Inside the restaurant will be a mini market of frozen items including British bangers, English bacon, black pudding (blood sausage) and white pudding (similar to its black counterpart but without the blood), and British and European-style beer and wine.
Asked about the size of the local British population, Niemiec responds without pause, “It’s huge. A lot of Brits will come in and buy these from us. There’s a Richmond Brits Facebook group with 367 members, and there’s probably easily double that.”

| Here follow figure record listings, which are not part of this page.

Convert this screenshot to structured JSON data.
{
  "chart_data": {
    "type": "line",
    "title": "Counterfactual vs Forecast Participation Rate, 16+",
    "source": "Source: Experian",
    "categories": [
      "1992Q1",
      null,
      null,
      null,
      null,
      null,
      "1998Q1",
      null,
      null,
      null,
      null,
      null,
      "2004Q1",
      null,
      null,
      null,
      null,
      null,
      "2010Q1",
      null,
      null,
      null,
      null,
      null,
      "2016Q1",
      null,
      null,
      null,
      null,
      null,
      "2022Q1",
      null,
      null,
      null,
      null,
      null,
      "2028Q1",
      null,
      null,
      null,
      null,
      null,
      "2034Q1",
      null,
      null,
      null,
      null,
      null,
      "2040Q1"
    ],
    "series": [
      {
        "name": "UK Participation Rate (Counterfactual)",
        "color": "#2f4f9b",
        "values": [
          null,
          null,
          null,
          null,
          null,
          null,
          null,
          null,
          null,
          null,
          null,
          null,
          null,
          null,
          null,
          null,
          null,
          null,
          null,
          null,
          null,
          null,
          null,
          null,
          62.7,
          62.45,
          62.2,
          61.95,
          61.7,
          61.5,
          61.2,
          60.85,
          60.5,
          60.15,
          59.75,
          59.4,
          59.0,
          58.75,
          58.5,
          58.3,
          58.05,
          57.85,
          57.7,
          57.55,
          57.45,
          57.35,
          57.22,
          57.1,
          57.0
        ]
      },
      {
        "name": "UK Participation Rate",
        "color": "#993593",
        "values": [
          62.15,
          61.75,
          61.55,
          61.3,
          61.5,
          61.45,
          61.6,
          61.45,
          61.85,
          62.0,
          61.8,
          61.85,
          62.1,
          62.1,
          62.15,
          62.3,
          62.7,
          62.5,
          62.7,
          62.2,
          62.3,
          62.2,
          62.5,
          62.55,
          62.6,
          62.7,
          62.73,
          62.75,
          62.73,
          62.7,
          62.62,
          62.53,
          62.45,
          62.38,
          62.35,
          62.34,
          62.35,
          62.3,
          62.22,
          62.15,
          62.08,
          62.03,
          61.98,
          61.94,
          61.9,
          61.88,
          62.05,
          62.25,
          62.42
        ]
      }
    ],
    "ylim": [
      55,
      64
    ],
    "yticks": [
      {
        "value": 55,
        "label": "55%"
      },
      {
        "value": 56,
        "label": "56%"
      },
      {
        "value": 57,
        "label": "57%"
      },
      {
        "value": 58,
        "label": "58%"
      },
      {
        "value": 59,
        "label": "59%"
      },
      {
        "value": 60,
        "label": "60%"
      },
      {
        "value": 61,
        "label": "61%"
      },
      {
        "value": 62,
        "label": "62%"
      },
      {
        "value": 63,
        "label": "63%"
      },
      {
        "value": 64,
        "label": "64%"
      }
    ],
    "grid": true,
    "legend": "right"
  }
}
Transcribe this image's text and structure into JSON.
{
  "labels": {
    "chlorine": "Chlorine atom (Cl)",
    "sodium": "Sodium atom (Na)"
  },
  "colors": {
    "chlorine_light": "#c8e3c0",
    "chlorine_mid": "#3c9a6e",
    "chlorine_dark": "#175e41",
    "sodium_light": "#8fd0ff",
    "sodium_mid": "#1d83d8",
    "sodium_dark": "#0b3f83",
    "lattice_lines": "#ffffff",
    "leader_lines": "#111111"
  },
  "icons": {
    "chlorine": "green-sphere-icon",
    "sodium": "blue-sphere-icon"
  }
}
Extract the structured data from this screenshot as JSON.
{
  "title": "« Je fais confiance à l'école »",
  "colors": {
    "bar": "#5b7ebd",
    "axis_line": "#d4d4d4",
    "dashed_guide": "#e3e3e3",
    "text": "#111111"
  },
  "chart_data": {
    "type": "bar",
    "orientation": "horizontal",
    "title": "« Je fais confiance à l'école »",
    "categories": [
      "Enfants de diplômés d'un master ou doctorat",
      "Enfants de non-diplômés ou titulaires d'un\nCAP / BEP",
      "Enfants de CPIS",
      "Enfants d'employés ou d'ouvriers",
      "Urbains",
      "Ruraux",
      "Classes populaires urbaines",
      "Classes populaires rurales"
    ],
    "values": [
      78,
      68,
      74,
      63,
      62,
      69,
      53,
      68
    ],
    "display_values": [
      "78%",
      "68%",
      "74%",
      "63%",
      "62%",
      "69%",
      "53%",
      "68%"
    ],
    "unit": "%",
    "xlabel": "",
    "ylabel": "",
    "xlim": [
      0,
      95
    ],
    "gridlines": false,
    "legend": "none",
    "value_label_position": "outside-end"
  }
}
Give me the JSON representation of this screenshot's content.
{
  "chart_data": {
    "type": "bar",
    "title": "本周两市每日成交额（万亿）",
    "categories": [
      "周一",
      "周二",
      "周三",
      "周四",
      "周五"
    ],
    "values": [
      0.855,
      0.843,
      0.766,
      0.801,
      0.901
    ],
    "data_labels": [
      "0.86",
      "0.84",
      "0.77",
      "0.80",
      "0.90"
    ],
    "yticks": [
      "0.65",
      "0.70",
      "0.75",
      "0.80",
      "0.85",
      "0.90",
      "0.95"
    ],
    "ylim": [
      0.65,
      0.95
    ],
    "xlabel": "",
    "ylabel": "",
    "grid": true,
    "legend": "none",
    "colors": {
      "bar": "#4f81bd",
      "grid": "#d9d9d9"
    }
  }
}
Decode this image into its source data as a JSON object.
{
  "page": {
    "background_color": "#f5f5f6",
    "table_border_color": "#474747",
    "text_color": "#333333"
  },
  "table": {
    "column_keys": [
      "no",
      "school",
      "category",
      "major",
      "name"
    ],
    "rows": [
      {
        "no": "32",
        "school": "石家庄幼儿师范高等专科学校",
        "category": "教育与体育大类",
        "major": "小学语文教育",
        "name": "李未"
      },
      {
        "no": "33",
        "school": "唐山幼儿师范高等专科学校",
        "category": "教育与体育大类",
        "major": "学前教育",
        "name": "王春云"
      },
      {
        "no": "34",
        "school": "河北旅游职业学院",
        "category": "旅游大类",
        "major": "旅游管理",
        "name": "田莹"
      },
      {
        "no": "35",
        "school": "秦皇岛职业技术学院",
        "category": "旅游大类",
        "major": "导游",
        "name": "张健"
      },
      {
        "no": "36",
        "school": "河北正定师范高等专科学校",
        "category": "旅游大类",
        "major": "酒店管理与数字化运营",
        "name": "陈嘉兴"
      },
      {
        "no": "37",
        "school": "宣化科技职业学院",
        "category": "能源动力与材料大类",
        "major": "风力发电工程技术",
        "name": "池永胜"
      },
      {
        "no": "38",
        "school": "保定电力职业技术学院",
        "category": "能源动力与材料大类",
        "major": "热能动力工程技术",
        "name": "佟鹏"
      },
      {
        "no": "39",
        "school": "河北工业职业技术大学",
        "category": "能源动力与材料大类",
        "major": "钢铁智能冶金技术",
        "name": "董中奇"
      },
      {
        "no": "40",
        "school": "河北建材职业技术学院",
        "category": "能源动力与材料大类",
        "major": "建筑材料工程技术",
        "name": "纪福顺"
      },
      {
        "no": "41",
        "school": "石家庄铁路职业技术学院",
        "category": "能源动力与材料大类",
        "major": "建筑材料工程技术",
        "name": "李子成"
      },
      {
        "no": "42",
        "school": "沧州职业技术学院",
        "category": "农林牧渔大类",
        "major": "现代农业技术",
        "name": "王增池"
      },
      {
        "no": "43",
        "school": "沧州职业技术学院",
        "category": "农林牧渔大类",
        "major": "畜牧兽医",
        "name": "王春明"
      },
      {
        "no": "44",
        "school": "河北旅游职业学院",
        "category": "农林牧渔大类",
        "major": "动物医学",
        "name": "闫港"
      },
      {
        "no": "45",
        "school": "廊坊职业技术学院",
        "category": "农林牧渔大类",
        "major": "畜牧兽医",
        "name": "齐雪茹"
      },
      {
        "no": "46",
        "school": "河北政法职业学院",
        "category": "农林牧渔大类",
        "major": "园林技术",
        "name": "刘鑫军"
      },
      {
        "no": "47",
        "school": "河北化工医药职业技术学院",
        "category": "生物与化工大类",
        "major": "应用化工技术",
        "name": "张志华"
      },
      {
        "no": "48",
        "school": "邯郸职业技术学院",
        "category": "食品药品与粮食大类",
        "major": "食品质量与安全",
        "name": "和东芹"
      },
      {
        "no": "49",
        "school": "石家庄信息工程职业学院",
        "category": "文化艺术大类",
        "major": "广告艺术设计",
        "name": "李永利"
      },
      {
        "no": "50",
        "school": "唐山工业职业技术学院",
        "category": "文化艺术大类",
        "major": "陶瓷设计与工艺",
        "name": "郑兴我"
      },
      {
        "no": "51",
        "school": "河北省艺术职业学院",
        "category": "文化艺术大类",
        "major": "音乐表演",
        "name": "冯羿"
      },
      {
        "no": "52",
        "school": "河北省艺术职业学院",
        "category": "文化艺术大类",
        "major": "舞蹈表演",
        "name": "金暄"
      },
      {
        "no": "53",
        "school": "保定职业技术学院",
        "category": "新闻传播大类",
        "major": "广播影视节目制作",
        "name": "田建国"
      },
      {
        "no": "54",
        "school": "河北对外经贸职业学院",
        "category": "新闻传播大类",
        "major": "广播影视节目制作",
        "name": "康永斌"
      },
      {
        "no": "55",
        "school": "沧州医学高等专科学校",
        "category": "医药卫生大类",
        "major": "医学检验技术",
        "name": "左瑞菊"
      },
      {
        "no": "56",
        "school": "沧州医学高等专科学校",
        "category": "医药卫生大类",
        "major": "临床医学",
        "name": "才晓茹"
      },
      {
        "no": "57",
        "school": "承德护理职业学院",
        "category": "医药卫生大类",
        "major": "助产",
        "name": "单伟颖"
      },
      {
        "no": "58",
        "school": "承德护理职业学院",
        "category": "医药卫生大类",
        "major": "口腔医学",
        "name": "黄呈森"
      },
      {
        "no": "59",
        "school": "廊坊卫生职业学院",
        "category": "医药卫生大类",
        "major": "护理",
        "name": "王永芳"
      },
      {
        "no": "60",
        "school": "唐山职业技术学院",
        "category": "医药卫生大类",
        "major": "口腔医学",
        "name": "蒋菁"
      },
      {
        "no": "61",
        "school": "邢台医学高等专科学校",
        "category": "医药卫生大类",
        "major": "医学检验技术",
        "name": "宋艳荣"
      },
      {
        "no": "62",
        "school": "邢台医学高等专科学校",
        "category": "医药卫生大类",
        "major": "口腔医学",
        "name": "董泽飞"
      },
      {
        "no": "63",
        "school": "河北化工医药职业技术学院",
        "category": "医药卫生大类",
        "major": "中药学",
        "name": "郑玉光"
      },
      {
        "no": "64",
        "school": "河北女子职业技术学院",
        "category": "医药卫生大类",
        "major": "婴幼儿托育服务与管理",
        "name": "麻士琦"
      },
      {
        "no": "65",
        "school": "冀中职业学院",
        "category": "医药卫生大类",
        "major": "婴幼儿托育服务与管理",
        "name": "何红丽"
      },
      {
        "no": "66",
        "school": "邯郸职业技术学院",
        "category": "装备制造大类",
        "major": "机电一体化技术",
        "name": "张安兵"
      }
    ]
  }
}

After the kitchen settles in, he says, they plan to introduce a full English breakfast and a traditional Sunday lunch of roast beef, potatoes and vegetables with “lashings of gravy.”
“That is what 95% of the population of the UK will eat on a Sunday,” Niemiec says. “It’s very much a family thing; sit down for Sunday lunch, and everyone knows what it is.”
Noting that there has been an excitement building since announcing the concept and that Richmond has proven it’s hungry for British fare, Niemiec says, “It’s incredible, it’s been nonstop. ... What kind of got me through this and kept me going is knowing that people like the product, and if the product is good, you’re halfway there.”
The British Embassy is open Monday to Saturday from 11 a.m. to 8 p.m.